Dopo il rientro dal Cile, ha continuato gli studi, ha iniziato la licenza in diritto canonico e nel 2011 è diventato diacono. L'ordinazione sacerdotale è avvenuta il 29 aprile 2012, e nel 2021 è diventato parroco al Villaggio Breda.

Inizialmente, il padre non prese bene la sua vocazione, ma con il tempo è diventato il suo più grande sostenitore. Sia i genitori che la nonna Eva hanno avuto un ruolo fondamentale nel suo percorso spirituale. La conversione del padre è stata segnata da una guarigione fisica a Medjugorje, un evento che considera un miracolo.
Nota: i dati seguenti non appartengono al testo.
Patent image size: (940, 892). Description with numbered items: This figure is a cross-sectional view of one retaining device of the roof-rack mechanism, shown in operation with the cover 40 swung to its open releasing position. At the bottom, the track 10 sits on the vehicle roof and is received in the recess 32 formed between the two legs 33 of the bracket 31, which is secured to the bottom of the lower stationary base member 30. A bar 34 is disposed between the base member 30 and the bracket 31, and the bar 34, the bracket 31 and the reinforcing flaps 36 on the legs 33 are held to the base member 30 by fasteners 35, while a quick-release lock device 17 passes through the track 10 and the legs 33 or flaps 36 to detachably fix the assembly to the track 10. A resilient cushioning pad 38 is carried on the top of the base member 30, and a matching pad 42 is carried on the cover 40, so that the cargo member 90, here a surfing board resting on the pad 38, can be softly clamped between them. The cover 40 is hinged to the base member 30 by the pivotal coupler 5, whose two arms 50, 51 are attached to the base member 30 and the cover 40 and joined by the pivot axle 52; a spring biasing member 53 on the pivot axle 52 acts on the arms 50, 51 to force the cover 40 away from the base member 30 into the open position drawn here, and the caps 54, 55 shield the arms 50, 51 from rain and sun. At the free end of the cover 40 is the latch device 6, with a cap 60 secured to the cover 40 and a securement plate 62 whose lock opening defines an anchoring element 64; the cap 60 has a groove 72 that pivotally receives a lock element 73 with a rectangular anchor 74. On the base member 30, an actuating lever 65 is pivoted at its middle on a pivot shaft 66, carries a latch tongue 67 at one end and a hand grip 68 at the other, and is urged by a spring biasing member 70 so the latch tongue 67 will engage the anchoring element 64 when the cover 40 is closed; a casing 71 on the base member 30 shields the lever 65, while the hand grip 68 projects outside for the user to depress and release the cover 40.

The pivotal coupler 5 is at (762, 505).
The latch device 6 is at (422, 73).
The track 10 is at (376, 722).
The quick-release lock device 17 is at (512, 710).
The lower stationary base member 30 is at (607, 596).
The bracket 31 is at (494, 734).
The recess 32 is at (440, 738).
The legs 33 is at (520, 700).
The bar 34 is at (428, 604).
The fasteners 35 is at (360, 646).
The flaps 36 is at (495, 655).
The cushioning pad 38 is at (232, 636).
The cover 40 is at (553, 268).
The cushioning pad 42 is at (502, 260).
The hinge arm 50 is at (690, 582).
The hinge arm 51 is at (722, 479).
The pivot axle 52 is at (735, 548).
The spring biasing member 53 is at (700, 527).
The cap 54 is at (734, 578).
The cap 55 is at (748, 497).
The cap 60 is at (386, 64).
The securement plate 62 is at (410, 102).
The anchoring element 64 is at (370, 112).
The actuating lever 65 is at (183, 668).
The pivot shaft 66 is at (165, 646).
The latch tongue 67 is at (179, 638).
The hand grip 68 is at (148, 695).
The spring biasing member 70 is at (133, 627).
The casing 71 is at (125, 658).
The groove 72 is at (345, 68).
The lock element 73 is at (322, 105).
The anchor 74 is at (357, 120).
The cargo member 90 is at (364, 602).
La nonna Eva ha pregato costantemente affinché diventasse sacerdote, e lui sente la sua presenza e il suo accompagnamento spirituale. Nonostante le crisi vissute, la sua vocazione sacerdotale non ha mai vacillato. Don Marco sottolinea l'importanza di figure femminili sane che accompagnano la vita di un prete, come sua nonna, sua madre, e figure come Rosy e Carla, che lo hanno sostenuto con la preghiera e l'affetto fraterno.

Ha un particolare affetto per il gruppo giovani della parrocchia, sentendo di poter dare e ricevere molto da loro, comprendendo l'importanza di una figura sacerdotale che li accompagni.

Don Marco Santarelli durante una celebrazione, con un sorriso accogliente.